Although the government acknowledged that reducing obesity rates will require reshaping the food environment, it offered no explicit support for the vast majority of the committee’s recommendations including for mandatory reporting of sales of unhealthy foods, mandatory reformulation targets, taxes on sugar and salt, and the exclusion of food businesses that derive more than a certain proportion of sales from less healthy products from policy discussions.

“We will continue to review the evidence”, was a common refrain throughout the government’s response. A case of ministers keeping their powder dry ahead of the forthcoming food strategy? Or another example of how the ‘growth at all costs’ agenda is acting as a blocker to social and environmental policies?

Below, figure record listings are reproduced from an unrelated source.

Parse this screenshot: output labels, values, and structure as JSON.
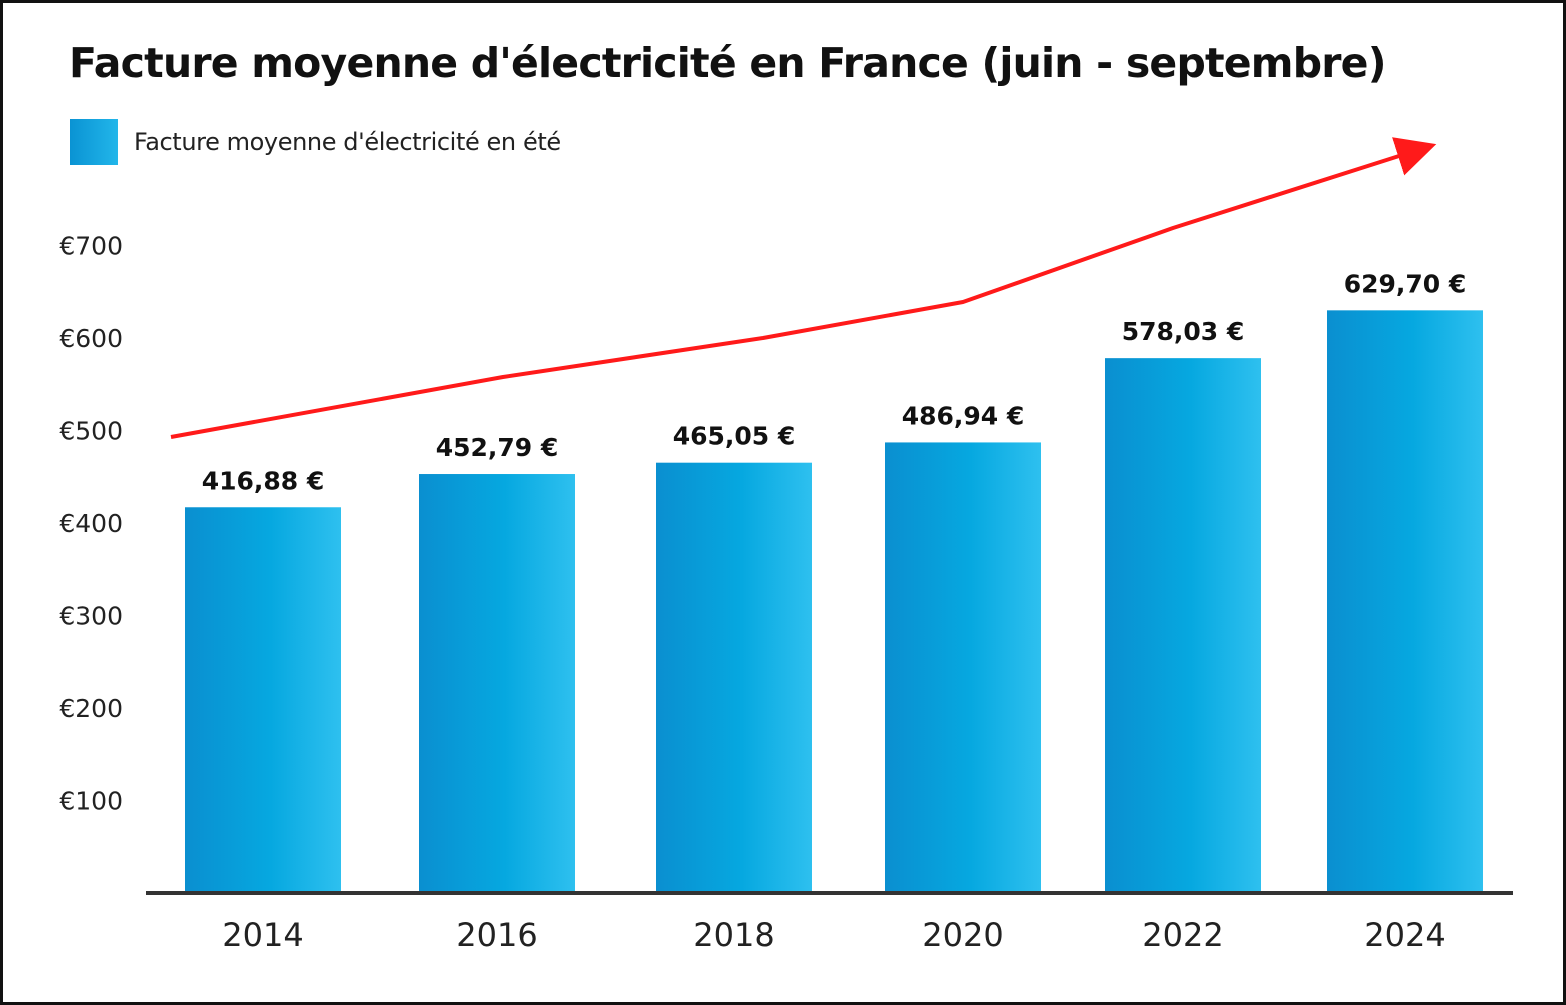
{
  "chart_data": {
    "type": "bar",
    "title": "Facture moyenne d'électricité en France (juin - septembre)",
    "xlabel": "",
    "ylabel": "",
    "categories": [
      "2014",
      "2016",
      "2018",
      "2020",
      "2022",
      "2024"
    ],
    "series": [
      {
        "name": "Facture moyenne d'électricité en été",
        "values": [
          416.88,
          452.79,
          465.05,
          486.94,
          578.03,
          629.7
        ],
        "labels": [
          "416,88 €",
          "452,79 €",
          "465,05 €",
          "486,94 €",
          "578,03 €",
          "629,70 €"
        ],
        "color": "#0a93d3"
      }
    ],
    "yticks": [
      100,
      200,
      300,
      400,
      500,
      600,
      700
    ],
    "ytick_labels": [
      "€100",
      "€200",
      "€300",
      "€400",
      "€500",
      "€600",
      "€700"
    ],
    "ylim": [
      0,
      740
    ],
    "grid": false,
    "legend": "top-left",
    "annotation": {
      "type": "trend-arrow",
      "color": "#ff1a1a"
    }
  }
}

Certainly, Rachel Reeves’ decision this week to support an expansion in airport capacity, including a third runway at Heathrow, has got campaigners hot under the collar. Newts and bats are also set for a fraught few years after Reeves vowed they wouldn’t get in the way of delivering big infrastructure projects. In response, environmental groups have been at pains to stress how economic growth and nature recovery are not competing agendas. “Good, long term economic growth, thriving nature and net-zero do not have to be at odds, yet some of today’s announcements put our climate targets at risk,” said Beccy Speight, RSPB chief executive.

As the Digest enters ‘Fergie time’ (one for the football aficionados) there’s just time to note that nature is the focus for two of this week’s other news stories: one highlights research showing that nature-based interventions are better at reducing livestock emissions than tech-based solutions, while the other reports on how Waitrose is rolling out new technology that will allow it to gather real-time data on the environmental health of its farms. We also cover calls by a coalition of NGOs for the EU to develop an action plan for plant-based foods.